8. Beliefs are nothing to be proud of.
Believing something is not an accomplishment. I grew up thinking that beliefs are something to be proud of, but they’re really nothing but opinions one refuses to reconsider. Beliefs are easy. The stronger your beliefs are, the less open you are to growth and wisdom, because “strength of belief” is only the intensity with which you resist questioning yourself. As soon as you are proud of a belief, as soon as you think it adds something to who you are, then you’ve made it a part of your ego. Listen to any “die-hard” conservative or liberal talk about their deepest beliefs and you are listening to somebody who will never hear what you say on any matter that matters to them — unless you believe the same. It is gratifying to speak forcefully, it is gratifying to be agreed with, and this high is what the die-hards are chasing. Wherever there is a belief, there is a closed door. Take on the beliefs that stand up to your most honest, humble scrutiny, and never be afraid to lose them.

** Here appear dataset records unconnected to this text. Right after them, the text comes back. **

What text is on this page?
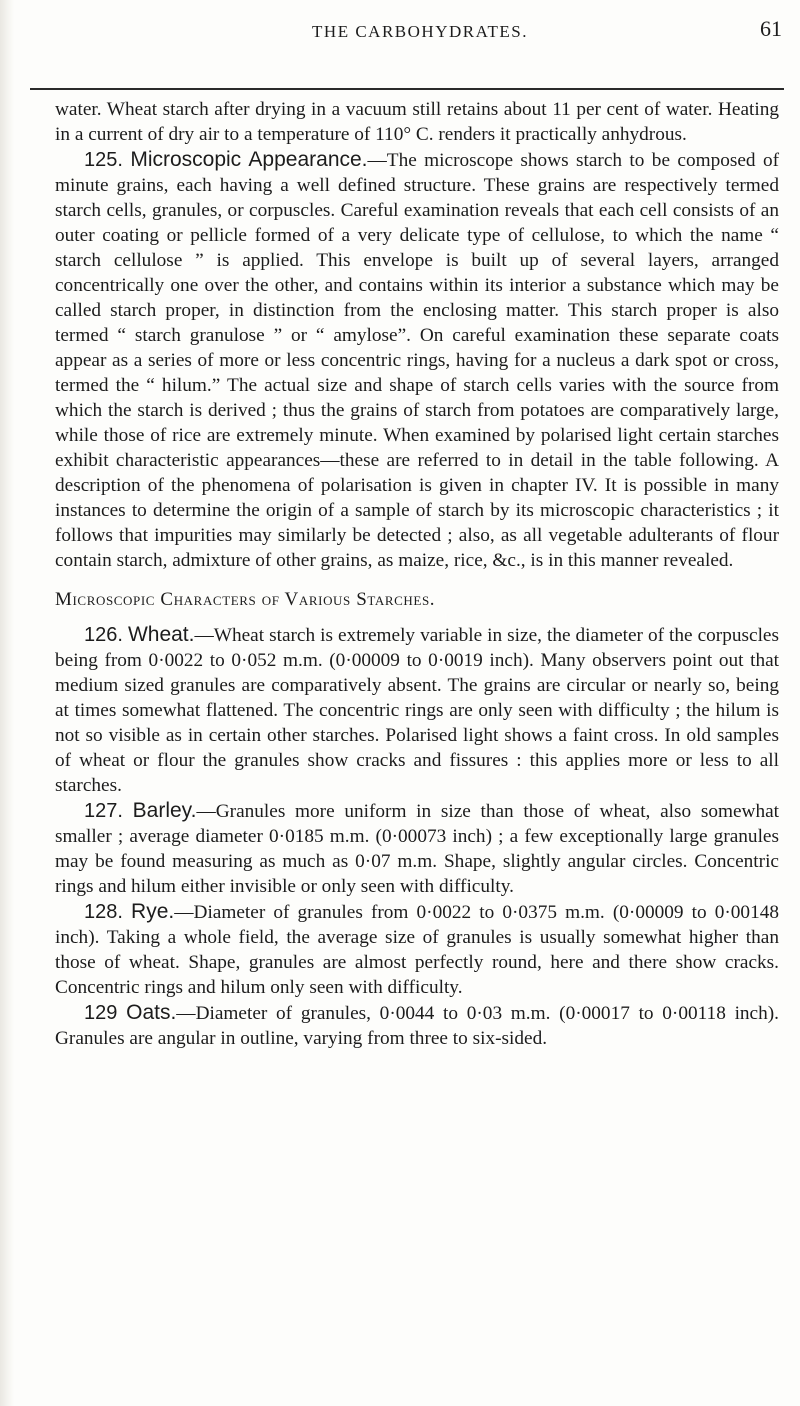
THE CARBOHYDRATES.	61

water. Wheat starch after drying in a vacuum still retains about 11 per cent of water. Heating in a current of dry air to a temperature of 110° C. renders it practically anhydrous.

125. Microscopic Appearance.—The microscope shows starch to be composed of minute grains, each having a well defined structure. These grains are respectively termed starch cells, granules, or corpuscles. Careful examination reveals that each cell consists of an outer coating or pellicle formed of a very delicate type of cellulose, to which the name “ starch cellulose ” is applied. This envelope is built up of several layers, arranged concentrically one over the other, and contains within its interior a substance which may be called starch proper, in distinction from the enclosing matter. This starch proper is also termed “ starch granulose ” or “ amylose”. On careful examination these separate coats appear as a series of more or less concentric rings, having for a nucleus a dark spot or cross, termed the “ hilum.” The actual size and shape of starch cells varies with the source from which the starch is derived ; thus the grains of starch from potatoes are comparatively large, while those of rice are extremely minute. When examined by polarised light certain starches exhibit characteristic appearances—these are referred to in detail in the table following. A description of the phenomena of polarisation is given in chapter IV. It is possible in many instances to determine the origin of a sample of starch by its microscopic characteristics ; it follows that impurities may similarly be detected ; also, as all vegetable adulterants of flour contain starch, admixture of other grains, as maize, rice, &c., is in this manner revealed.

Microscopic Characters of Various Starches.

126. Wheat.—Wheat starch is extremely variable in size, the diameter of the corpuscles being from 0·0022 to 0·052 m.m. (0·00009 to 0·0019 inch). Many observers point out that medium sized granules are comparatively absent. The grains are circular or nearly so, being at times somewhat flattened. The concentric rings are only seen with difficulty ; the hilum is not so visible as in certain other starches. Polarised light shows a faint cross. In old samples of wheat or flour the granules show cracks and fissures : this applies more or less to all starches.

127. Barley.—Granules more uniform in size than those of wheat, also somewhat smaller ; average diameter 0·0185 m.m. (0·00073 inch) ; a few exceptionally large granules may be found measuring as much as 0·07 m.m. Shape, slightly angular circles. Concentric rings and hilum either invisible or only seen with difficulty.

128. Rye.—Diameter of granules from 0·0022 to 0·0375 m.m. (0·00009 to 0·00148 inch). Taking a whole field, the average size of granules is usually somewhat higher than those of wheat. Shape, granules are almost perfectly round, here and there show cracks. Concentric rings and hilum only seen with difficulty.

129 Oats.—Diameter of granules, 0·0044 to 0·03 m.m. (0·00017 to 0·00118 inch). Granules are angular in outline, varying from three to six-sided.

9. Objectivity is subjective.
Life is a subjective experience and that cannot be escaped. Every experience I have comes through my own, personal, un-sharable viewpoint. There can be no peer reviews of my direct experience, no real corroboration. This has some major implications for how I live my life. The most immediate one is that I realize I must trust my own personal experience, because nobody else has this angle, and I only have this angle. Another is that I feel more wonder for the world around me, knowing that any “objective” understanding I claim to have of the world is built entirely from scratch, by me. What I do build depends on the books I’ve read, the people I’ve met, and the experiences I’ve had. It means I will never see the world quite like anyone else, which means I will never live in quite the same world as anyone else — and therefore I mustn’t let outside observers be the authority on who I am or what life is really like for me. Subjectivity is primary experience — it is real life, and objectivity is something each of us builds on top of it in our minds, privately, in order to explain it all. This truth has world-shattering implications for the roles of religion and science in the lives of those who grasp it.